Regeneron set for August FDA decision on BCMA bispecific

Regeneron set for August FDA decision on BCMA bispecific

Regeneron’s bid to join the market for BCMA-targeted bispecific antibodies for multiple myeloma is nearing a conclusion, with the FDA starting a priority review of its linvoseltamab drug candidate.

The US regulator is due to decide on the marketing application for BCMAxCD3-targeting linvoseltamab as a fourth-line therapy for relapsed or refractory multiple myeloma by 22nd August, and the drug is also under review by the EMA.

Regeneron is, however, playing catch-up in the category with Johnson & Johnson’s Tecvayli (teclistamab) and Pfizer’s Elrexfio (elranatamab), which are already FDA-approved in this indication, and the jury is out on whether linvoseltamab will be able to carve out a niche in the increasingly crowded multiple myeloma market.

Data from the phase 1/2 LINKER-M1 trial that underpins the marketing applications showed a 71% objective response rate (ORR) with the drug in heavily pre-treated multiple myeloma patients, with 46% achieving a complete response or better after 11 months of follow-up.
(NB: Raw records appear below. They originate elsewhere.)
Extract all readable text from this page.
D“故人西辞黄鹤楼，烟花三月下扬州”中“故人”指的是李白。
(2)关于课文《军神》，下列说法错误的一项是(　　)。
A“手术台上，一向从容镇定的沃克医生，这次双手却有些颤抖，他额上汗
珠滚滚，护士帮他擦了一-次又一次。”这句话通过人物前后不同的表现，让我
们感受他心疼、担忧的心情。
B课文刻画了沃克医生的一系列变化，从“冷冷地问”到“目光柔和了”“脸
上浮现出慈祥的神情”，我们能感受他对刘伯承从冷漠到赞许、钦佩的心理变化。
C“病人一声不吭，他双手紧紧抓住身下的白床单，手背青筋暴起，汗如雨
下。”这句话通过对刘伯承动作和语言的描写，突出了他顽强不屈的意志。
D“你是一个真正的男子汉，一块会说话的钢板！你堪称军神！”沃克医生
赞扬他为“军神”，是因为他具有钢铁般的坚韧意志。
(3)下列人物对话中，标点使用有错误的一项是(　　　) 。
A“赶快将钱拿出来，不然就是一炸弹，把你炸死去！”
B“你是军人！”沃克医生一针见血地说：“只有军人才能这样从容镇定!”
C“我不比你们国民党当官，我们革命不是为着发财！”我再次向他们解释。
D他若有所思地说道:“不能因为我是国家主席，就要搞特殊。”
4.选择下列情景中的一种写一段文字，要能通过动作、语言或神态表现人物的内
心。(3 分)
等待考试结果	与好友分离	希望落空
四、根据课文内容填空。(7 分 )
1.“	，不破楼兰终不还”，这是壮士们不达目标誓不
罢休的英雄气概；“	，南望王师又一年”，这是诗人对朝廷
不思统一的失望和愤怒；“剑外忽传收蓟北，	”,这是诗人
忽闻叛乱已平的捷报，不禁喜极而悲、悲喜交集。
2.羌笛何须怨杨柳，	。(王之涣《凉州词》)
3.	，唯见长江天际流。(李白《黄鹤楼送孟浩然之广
The top-line efficacy data with Regeneron’s drug looks a little stronger than its rivals at first glance, with the usual caveats about trying to compare data from different trials, but all are in roughly the same ballpark. Meanwhile, additional competition could be on the way in the form of AbbVie’s ABBV-383, another BCMAxCD3 bispecific that is in a registrational trial.

One possible differentiator is a reduced dosing frequency for linvoseltamab compared to its rivals. In its trials, Regeneron’s drug was dosed weekly for the first few cycles, then switched to every two or four weeks – depending on the response – after 24 weeks of treatment.

Just this week, J&J upped the ante for Tecvayli by getting FDA approval for a new two-weekly dosing regimen for the drug in patients who have achieved and maintained at least complete response (CR) for a minimum of six months, after an initial once-weekly course. Elrexfio is also cleared as a once-weekly dose for up to 24 months, dropping to biweekly in responding patients. ABBV-383, meanwhile, is being developed initially with fixed dosing every three weeks, without any need for a step change.

Another factor for clinicians to consider is that linvoseltamab and Tecvayli are given intravenously, while Elrexfio and ABBV-383 can be administered by subcutaneous injection.

Regeneron’s position is that its drug has a short monitoring time and saves time for clinicians and patients, giving it a “best-in-class profile” overall.

All the bispecifics are being positioned as an off-the-shelf alternative to BCMA-directed CAR-T therapies – Bristol-Myers Squibb/bluebird bio’s Abecma (idecabtagene vicleucel) and J&J/Legend Biotech’s Carvykti (ciltacabtagene autoleucel) – which have shown comparable efficacy rates in trials, but are trickier to administer.

Competition could also re-emerge from GSK’s BCMA-targeted antibody-drug conjugate (ADC) Blenrep (belantamab mafodotin), which was originally approved as a fourth-line option, but was pulled from the US market after it failed a confirmatory trial.

GSK recently reported new data, including improved overall survival, which could allow it to return as a second-line or later therapy. Regeneron is also running trials of linvoseltamab as first- and second-line therapy for relapsed and refractory multiple myeloma.